Intermittent boot crashes/issues - NVME/squashfs

Hello.

We are having intermittent boot crashes/issues.
Most of the time the system boots just fine, however - every once in while (estimation: every ~20/30 boot attempt or so) the boot fails and the system reboots.

Custom carrier board with PCIe/M.2 NVME disk.

Booting from/OS is on NVME disk.

Similar to unanswered topic: Kernel panic on boot [TX2i PREEMPT]

See files for boot logs:
AGX - NVME Boot crash squashfs.txt (17.9 KB)
AGX - NVME Boot crash squashfs - Reset.txt (37.7 KB)

Do you have any idea on what could be the culprit - or assistance in any way, we would be thankful.

// Tobias

Hi tobias.johansson1,

[   61.521176] Hardware name: Jetson-AGXi (DT)

Are you using AGX Xavier Industrial?

What’s your Jetpack version in use?

Is this issue happening when you are booting from internal eMMC?

Have you tried to re-flash the board or using another NVMe disk and still hit the same issue?

Hello. Thanks for the response.

Yes, AGX Xavier Industrial is correct. Should have added that information in the initial post, sorry.

Jetpack version 32.7.X

Not that we have seen, have booted/shutdown for more than 3500 times when booting from internal eMMC in a test rig without seeing this issue.
However, that setup was a bit different - with not using LUKS/squashfs etc.

Compliance test for all PCIe lanes to the NVME disk have been performed with more than satisfactory results.

Do you mean that you use LUKS/squashfs for NVMe but not for internal eMMC?

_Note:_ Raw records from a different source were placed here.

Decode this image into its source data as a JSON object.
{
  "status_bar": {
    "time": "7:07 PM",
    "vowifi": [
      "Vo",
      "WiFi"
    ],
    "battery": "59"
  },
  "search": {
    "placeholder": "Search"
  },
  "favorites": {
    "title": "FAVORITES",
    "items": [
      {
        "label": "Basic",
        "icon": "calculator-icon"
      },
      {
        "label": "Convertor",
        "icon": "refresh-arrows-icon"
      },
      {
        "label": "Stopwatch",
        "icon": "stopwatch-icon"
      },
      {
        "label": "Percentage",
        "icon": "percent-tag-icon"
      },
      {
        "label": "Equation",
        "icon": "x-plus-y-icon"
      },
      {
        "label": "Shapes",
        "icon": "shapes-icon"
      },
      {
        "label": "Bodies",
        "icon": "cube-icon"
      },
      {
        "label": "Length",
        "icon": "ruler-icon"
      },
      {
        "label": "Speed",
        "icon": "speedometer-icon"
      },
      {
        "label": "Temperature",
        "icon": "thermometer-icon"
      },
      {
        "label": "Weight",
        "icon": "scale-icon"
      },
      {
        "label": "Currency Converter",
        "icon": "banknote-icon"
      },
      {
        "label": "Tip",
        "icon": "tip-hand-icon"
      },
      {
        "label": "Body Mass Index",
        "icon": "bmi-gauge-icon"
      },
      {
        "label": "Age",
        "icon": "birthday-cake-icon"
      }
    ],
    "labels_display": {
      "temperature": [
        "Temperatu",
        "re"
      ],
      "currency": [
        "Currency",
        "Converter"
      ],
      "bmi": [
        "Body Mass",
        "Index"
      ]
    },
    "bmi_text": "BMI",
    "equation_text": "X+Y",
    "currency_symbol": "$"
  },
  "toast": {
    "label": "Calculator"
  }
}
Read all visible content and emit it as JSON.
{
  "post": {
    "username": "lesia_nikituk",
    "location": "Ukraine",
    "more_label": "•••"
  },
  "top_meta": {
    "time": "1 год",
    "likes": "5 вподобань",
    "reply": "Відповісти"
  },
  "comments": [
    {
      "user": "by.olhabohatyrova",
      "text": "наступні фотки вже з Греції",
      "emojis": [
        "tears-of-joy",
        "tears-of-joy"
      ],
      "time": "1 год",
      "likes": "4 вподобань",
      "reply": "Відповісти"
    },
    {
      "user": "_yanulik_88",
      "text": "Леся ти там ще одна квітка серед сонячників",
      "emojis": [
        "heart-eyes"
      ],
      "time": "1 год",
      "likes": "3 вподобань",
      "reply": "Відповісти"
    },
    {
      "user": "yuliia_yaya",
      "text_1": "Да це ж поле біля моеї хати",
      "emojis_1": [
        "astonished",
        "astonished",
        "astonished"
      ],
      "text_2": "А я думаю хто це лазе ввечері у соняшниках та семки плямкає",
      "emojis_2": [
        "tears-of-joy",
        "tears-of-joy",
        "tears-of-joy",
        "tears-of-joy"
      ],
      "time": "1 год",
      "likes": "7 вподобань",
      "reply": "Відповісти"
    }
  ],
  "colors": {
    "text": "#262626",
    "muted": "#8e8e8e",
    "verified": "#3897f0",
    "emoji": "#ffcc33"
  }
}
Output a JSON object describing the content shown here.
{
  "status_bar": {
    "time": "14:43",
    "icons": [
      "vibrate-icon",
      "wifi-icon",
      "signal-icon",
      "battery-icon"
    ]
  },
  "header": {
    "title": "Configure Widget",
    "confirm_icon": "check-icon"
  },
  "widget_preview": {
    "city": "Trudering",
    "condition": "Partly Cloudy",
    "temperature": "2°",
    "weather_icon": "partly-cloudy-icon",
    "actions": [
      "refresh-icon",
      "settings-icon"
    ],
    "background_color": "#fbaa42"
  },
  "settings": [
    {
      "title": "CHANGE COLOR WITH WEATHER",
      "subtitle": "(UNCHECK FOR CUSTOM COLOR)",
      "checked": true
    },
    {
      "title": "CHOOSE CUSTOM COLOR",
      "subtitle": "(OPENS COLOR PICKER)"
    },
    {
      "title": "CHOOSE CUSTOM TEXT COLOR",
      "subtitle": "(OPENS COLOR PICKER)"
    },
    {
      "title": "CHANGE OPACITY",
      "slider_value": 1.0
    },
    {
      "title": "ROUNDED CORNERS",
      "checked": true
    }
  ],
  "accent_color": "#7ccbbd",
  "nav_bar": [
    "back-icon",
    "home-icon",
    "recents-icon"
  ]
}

Have you tried with the same setup for NVMe as internal eMMC?
It could help us narrow down the issue.

Could you also share the steps how you setup for NVMe and check if the issue could be reproduced on the devkit?

Do you mean that you use LUKS/squashfs for NVMe but not for internal eMMC?

Correct.

Have you tried with the same setup for NVMe as internal eMMC?
It could help us narrow down the issue.

No. Sadly I don’t see how we could pull that of.

Could you also share the steps how you setup for NVMe and check if the issue could be reproduced on the devkit?

Also no, as we do not know the specifics of how it is set up (encryption, volumes, partitions, squashfs, EXT4 etc).

So I guess all these answers where no good. But it is the best I could give you.

Just as a thought - we know that the current setup uses the hardware de-/encryption on the AGX a lot. Are there any known limitations/bugs regarding that one?

Thanks.

So, how do you get this encrypted NVMe? Is that done by your customer?

We’ve not tested or verified such the use case of squashfs so that I’m asking for any setup or reproduce steps. It seems not the official supported feature.

Could you also help to provide the dtb in use for further check?

This topic was automatically closed 14 days after the last reply. New replies are no longer allowed.